The very first thing, though, is to start with silence. It’s in going within and connecting with your True Self that you will know the Still Small Voice as well as the whisperings of your heart and the urgings of your soul.
Take time today for silence. You don’t need special clothing or equipment, you don’t need to sit/stand/lie in a special position, you don’t have to travel to any special place. You can be silent exactly where you are right at this moment.
Having said that, though, you’ll have a better session of silence if you can be in a place where you’re comfortable, that offers some quiet, and where you can be undisturbed for 15 to 20 minutes.
This week’s theme is “Who Am I?” In your silence, contemplate this.
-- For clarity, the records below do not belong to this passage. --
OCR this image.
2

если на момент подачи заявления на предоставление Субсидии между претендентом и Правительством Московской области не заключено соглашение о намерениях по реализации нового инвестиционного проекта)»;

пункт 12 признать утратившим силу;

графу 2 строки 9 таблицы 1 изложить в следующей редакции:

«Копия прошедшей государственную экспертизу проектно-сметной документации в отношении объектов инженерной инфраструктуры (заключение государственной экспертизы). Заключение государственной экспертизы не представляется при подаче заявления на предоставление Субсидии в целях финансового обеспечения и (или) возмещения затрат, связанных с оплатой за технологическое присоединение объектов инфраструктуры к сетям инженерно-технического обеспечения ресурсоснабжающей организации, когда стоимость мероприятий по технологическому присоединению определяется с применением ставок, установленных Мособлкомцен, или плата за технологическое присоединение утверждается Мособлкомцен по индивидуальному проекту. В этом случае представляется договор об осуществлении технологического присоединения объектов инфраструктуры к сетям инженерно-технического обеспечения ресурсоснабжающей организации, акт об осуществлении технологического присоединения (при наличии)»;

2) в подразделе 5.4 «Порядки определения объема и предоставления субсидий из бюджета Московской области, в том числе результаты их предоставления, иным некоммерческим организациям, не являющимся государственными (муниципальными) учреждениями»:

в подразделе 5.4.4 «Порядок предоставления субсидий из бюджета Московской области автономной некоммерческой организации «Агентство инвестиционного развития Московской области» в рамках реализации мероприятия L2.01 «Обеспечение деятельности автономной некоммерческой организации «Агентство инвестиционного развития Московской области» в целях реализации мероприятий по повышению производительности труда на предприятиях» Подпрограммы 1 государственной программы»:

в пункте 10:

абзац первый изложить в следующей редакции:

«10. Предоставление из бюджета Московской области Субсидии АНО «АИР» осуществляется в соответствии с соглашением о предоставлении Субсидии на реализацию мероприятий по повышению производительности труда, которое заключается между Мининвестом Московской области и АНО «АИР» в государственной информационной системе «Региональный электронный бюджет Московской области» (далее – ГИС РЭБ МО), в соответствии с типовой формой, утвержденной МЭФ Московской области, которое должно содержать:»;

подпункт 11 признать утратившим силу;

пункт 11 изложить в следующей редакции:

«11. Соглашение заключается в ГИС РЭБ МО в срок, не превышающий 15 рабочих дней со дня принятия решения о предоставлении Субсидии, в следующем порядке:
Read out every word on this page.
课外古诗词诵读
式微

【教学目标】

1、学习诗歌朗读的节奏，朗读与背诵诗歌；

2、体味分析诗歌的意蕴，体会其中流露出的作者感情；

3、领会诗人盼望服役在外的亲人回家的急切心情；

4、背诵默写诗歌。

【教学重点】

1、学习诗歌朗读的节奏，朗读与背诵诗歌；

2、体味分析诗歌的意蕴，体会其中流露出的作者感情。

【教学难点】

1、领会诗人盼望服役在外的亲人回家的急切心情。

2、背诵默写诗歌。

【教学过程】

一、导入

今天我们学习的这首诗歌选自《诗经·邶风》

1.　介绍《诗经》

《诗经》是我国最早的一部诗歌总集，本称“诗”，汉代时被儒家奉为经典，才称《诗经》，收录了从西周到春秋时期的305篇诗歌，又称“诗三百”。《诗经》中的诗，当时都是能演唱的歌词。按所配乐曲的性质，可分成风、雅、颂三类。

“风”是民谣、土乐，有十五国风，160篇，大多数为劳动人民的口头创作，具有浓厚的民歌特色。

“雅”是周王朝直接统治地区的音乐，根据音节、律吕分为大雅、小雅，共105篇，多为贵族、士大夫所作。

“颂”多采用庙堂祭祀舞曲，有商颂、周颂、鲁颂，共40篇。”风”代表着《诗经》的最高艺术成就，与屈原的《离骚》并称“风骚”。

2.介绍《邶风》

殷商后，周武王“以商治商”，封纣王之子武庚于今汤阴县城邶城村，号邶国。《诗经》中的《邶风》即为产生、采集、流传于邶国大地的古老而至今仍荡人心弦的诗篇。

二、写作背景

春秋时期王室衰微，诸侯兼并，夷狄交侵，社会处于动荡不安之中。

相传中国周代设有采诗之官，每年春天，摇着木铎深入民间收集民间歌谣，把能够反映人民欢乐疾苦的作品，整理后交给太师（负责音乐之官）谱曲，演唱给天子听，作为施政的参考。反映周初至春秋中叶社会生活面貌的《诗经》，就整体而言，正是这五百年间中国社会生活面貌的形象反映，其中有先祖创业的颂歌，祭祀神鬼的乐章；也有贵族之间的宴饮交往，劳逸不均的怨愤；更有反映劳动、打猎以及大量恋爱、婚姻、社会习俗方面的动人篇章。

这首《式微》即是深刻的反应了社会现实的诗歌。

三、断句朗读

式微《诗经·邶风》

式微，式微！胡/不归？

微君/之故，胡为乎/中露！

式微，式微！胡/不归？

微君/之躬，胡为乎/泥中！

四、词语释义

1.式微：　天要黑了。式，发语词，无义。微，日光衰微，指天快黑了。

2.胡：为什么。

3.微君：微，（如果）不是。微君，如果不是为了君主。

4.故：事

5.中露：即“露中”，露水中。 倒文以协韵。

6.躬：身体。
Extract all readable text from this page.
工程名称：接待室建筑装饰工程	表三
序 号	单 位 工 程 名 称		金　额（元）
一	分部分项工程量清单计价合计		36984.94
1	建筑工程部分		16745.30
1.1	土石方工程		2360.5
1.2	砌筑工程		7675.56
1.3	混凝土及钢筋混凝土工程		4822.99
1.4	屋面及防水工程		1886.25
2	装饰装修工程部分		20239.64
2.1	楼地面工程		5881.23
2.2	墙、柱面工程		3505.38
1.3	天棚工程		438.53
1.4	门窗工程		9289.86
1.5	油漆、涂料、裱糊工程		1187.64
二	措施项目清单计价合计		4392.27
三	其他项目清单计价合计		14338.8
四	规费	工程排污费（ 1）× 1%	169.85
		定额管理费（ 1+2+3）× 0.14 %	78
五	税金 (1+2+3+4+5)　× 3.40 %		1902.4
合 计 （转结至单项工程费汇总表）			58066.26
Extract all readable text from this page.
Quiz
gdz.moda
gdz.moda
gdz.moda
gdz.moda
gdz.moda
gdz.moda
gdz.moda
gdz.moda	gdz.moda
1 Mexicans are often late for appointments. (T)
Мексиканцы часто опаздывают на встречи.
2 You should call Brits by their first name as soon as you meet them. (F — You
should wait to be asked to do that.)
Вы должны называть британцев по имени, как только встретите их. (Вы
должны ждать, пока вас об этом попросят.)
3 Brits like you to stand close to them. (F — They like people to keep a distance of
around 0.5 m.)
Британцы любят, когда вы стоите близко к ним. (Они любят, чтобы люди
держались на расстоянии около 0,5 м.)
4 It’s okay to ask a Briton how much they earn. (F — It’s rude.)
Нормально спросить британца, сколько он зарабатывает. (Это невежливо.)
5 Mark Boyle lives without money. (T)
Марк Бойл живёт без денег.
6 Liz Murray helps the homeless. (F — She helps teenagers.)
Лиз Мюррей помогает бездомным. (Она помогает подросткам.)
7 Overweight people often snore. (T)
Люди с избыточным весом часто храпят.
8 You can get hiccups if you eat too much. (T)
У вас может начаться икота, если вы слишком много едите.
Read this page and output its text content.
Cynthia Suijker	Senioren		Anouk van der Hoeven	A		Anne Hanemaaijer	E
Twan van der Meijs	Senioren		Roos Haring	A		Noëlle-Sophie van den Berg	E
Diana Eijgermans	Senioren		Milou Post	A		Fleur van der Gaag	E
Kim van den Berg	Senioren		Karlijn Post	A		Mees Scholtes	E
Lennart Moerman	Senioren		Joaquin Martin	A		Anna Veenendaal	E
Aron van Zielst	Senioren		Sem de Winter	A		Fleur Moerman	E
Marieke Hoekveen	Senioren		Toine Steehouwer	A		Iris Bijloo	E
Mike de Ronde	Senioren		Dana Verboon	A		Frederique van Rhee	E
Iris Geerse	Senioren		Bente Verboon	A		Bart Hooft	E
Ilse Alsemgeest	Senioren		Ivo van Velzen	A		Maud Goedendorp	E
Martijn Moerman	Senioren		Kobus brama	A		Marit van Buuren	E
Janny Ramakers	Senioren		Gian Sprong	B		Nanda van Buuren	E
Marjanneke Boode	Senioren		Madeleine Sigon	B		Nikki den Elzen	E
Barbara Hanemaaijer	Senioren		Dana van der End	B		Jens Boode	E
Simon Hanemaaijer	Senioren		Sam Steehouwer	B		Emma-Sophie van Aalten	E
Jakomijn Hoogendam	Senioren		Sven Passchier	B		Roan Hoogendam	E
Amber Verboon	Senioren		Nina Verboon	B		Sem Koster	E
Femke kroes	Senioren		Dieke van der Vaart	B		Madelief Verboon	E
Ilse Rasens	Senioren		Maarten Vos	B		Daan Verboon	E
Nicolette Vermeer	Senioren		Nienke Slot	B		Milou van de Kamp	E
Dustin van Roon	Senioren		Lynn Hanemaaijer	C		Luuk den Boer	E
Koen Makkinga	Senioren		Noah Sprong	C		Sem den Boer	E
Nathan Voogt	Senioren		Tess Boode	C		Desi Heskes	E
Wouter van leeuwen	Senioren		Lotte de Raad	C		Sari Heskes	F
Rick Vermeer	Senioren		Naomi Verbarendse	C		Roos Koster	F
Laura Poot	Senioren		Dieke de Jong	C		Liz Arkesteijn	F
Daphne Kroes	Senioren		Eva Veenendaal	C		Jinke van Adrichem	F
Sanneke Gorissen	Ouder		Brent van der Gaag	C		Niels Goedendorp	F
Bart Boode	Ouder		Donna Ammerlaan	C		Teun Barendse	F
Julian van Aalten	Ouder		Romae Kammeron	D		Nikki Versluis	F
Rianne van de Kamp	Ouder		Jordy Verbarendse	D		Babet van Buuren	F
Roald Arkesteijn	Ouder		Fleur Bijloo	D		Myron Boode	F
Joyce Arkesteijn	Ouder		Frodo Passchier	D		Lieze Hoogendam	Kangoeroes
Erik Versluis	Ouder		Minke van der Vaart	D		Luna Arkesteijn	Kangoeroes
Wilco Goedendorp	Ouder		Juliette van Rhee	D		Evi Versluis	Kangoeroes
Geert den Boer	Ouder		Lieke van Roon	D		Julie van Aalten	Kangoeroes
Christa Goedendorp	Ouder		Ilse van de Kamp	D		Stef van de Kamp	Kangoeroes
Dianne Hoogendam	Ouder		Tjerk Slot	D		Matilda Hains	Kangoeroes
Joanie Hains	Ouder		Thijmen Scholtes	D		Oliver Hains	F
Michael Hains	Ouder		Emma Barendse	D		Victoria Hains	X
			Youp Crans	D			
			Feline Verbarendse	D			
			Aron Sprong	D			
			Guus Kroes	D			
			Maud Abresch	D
Let the question roll gently in your mind. Let the thoughts drift by WITHOUT judgment. You can note facts about yourself such as your height, gender, nationality, and the like. You can note characteristics about yourself, for example that you’re cheerful, generous and kind. You can also note things you are good at, and things about yourself that you’re proud of.
Here are a few quotes to aid you in your contemplation:
You are a child of the Universe, no less than the trees and the stars; you have a right to be here.~as quoted from Desiderata by Max Ehrmann
Our deepest fear is not that we are inadequate. Our deepest fear is that we are powerful beyond measure. It is our light, not our darkness, that most frightens us. We ask ourselves, Who am I to be brilliant, gorgeous, talented, and fabulous? Actually, who are you not to be? You are a child of God. Your playing small does not serve the world. There is nothing enlightened about shrinking so that other people will not feel insecure around you. We are all meant to shine, as children do. We were born to make manifest the glory of God that is within us. It is not just in some of us; it is in everyone and as we let our own light shine, we unconsciously give others permission to do the same. As we are liberated from our own fear, our presence automatically liberates others.~Our Greatest Fear by Marianne Williamson
God tries to first create a joyous yes inside of you, far more than any kind of no . . . Just saying no is resentful dieting, whereas finding your deeper yes, and eating from that table, is always a spiritual banquet.― Richard Rohr, Immortal Diamond: The Search for Our True Self
Please keep handy this week the thoughts and insights about yourself that you had during your silence today. Refer to them often during the week; remember to make a note of new insights about yourself and your life that come to you this week.